Except for the historical information contained herein, the discussions in this report contain certain forward-looking statements within the meaning of the “safe-harbor” provisions of the Private Securities Litigation Reform Act of 1995, as amended, the attainment of which involve various risks and uncertainties. Forward-looking statements may be identified by the use of forward-looking terminology such as “may”, “should”, “expect”, “plan”, “believe”, “estimate”, “anticipate”, “continue”, “predict”, “forecast”, “intend”, “potential”, or similar terms, variations of those terms or the negative of those terms. Actual results may differ materially from those projected in the forward-looking statements. The forward-looking statements are subject to risks, uncertainties and assumptions, including, among other factors:

 

   

our history of losses and anticipated future losses and that we may not be able to remain viable if we are unable to increase revenue, or raise capital, as needed;

 

   

the future issuance of additional shares of common stock and/or preferred stock could dilute existing stockholders;

 

   

a substantial portion of our capital structure consists of convertible preferred stock which has a liquidation preference senior to our common stock and is convertible into shares of our common stock at prices that are less than current market values;

 

   

we are a “controlled company” within the meaning of the rules of NASDAQ and, as a result, are exempt from certain corporate governance requirements that offer protections to shareholders of other NASDAQ-listed companies;

 

   

our majority stockholder controls the outcome of all matters submitted for stockholder action, including the composition of our Board of Directors and the approval of significant corporate transactions;

 

   

the risk that demand for our LED light bulbs fails to emerge as anticipated and the potential failure to make adjustments to our operating plan necessary as a result of any failure to forecast accurately;

 

   

the risk that we will not be able to successfully integrate our acquisitions, including our recent acquisition of Seesmart Technologies, resulting in losses and impairments;

 

   

competition from larger companies in each of our product areas;

 

   

dependence on suppliers and third-party manufacturers; and

 

   

the risk that we may not be able to adequately protect our intellectual property rights or that infringement claims by others may subject us to significant costs even if the claims are invalid and that an adverse outcome in litigation could subject us to significant liabilities, require us to license disputed rights from others or require us to cease marketing or using certain products or technologies.
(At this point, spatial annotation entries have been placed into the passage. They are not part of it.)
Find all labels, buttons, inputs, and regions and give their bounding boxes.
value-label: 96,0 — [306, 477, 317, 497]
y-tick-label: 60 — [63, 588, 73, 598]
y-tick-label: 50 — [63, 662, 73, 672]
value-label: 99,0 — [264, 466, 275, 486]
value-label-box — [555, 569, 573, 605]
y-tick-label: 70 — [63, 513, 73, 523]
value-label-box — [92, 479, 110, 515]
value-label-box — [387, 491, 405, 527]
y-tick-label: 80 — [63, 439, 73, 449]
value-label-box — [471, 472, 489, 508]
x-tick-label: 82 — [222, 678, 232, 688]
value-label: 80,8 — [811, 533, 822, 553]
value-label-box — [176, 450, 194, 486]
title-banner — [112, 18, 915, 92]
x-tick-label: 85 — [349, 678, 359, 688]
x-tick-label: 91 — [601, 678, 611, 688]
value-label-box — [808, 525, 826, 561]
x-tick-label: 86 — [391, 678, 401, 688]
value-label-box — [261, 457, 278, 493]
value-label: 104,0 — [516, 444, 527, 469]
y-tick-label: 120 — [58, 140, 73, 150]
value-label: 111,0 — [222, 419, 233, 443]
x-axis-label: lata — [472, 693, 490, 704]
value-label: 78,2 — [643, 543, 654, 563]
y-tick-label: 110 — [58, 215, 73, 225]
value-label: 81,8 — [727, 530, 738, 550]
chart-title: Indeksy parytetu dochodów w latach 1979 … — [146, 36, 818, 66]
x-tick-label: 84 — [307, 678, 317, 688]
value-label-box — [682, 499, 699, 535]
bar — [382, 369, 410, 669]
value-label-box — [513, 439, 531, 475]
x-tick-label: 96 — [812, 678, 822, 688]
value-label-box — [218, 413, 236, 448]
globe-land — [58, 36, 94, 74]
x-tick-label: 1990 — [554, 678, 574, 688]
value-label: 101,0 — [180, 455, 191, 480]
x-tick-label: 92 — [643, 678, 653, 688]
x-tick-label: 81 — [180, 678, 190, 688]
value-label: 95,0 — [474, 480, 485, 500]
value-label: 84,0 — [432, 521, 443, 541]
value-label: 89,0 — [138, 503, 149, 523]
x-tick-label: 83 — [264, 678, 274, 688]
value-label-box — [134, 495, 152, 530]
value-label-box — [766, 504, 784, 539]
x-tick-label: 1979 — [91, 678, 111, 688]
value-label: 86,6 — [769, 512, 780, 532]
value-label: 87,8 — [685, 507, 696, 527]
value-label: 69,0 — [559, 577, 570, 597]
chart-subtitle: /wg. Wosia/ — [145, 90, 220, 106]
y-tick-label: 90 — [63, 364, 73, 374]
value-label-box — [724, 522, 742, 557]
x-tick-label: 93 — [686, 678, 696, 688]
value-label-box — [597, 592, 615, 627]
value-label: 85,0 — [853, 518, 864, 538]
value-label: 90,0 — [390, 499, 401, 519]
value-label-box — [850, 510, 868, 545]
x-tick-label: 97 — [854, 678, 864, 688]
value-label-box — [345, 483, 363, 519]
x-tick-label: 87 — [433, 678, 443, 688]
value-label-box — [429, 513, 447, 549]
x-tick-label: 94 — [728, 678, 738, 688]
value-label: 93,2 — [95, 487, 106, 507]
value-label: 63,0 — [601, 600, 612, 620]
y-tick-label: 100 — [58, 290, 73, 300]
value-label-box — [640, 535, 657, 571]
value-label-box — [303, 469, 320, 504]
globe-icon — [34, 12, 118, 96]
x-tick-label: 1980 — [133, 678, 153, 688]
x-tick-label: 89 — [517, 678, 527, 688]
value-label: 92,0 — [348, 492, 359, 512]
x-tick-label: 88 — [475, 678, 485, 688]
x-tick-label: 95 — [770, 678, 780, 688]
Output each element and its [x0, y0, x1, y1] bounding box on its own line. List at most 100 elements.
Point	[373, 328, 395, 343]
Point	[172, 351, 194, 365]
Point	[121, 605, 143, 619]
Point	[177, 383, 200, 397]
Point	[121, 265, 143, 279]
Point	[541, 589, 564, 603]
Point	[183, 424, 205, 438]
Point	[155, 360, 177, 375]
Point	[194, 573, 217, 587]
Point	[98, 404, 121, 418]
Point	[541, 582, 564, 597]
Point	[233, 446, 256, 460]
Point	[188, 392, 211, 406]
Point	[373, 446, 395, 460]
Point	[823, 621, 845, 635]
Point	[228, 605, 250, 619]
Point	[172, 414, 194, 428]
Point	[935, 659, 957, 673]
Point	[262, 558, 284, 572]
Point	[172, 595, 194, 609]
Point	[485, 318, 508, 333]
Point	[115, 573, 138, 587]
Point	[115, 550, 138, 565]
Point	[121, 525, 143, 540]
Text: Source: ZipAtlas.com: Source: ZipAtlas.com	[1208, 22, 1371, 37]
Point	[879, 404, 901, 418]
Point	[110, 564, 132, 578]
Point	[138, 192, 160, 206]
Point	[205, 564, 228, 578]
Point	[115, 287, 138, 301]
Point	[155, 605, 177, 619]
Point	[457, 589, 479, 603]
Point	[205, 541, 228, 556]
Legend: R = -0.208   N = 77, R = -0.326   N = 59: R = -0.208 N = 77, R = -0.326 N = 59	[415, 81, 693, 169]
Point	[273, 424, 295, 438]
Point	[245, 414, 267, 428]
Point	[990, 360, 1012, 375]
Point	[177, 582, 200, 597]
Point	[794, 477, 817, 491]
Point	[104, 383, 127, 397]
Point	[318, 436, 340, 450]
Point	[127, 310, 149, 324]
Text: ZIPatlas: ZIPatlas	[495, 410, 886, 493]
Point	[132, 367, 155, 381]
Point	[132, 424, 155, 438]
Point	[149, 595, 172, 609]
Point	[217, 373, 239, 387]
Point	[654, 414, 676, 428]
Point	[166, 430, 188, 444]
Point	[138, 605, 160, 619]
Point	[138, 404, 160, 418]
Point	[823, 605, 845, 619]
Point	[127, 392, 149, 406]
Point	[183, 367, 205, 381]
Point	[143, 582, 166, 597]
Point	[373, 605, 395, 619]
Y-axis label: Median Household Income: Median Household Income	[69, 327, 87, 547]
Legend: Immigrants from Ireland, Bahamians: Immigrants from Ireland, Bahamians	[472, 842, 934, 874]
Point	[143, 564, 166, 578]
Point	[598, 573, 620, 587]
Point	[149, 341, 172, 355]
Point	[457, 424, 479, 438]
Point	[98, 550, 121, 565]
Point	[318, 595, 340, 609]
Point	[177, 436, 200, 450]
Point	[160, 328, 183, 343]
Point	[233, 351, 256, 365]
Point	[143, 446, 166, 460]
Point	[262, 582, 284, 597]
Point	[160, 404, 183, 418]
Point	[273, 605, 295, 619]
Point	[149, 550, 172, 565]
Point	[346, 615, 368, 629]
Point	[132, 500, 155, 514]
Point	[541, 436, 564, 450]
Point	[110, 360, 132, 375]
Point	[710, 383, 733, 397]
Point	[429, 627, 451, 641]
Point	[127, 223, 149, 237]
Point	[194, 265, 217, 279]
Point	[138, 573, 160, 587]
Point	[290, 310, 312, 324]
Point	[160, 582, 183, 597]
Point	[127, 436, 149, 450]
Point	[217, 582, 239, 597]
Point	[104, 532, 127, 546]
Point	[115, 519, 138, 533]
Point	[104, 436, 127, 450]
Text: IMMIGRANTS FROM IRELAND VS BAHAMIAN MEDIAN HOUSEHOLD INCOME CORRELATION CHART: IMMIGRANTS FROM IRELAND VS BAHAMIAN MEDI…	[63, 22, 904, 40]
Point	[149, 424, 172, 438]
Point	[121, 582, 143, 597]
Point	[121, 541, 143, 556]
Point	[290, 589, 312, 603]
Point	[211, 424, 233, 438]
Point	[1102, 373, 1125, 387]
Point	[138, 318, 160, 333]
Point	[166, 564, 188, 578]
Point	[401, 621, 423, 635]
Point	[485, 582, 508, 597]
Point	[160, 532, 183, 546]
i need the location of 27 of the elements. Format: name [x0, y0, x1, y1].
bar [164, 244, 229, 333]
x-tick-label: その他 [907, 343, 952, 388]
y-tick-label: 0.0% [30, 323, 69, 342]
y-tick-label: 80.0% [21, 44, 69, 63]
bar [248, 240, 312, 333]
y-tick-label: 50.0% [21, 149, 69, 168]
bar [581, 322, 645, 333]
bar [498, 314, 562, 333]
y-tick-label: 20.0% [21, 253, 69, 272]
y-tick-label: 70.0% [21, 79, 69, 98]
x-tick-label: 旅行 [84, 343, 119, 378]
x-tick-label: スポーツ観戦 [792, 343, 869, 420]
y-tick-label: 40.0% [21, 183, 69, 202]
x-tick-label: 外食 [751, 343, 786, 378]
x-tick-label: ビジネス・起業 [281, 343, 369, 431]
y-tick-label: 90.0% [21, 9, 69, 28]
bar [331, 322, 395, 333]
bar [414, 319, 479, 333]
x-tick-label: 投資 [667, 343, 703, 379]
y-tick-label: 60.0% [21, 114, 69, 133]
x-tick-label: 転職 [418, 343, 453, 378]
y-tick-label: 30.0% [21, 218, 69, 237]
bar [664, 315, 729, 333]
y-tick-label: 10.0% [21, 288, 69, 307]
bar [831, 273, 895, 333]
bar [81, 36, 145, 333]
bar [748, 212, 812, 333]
Additional information concerning these or other factors which could cause actual results to differ materially from those contained or projected in, or even implied by, such forward-looking statements is contained in this report and also from time to time in our other Securities and Exchange Commission filings. Readers should carefully review the risk factors described in other documents we file from time to time with the Securities and Exchange Commission, including our Annual Report on Form 10-K for the year ended December 31, 2012. Although we believe that the assumptions underlying the forward-looking statements are reasonable, any of the assumptions could prove inaccurate and, therefore, there can be no assurance that the forward-looking information will prove to be accurate. Neither our company nor any other person assumes responsibility for the accuracy and completeness of these forward-looking statements. We are under no duty to update any of the forward-looking statements after the date of this report on Form 10-Q to conform our prior statements to actual results.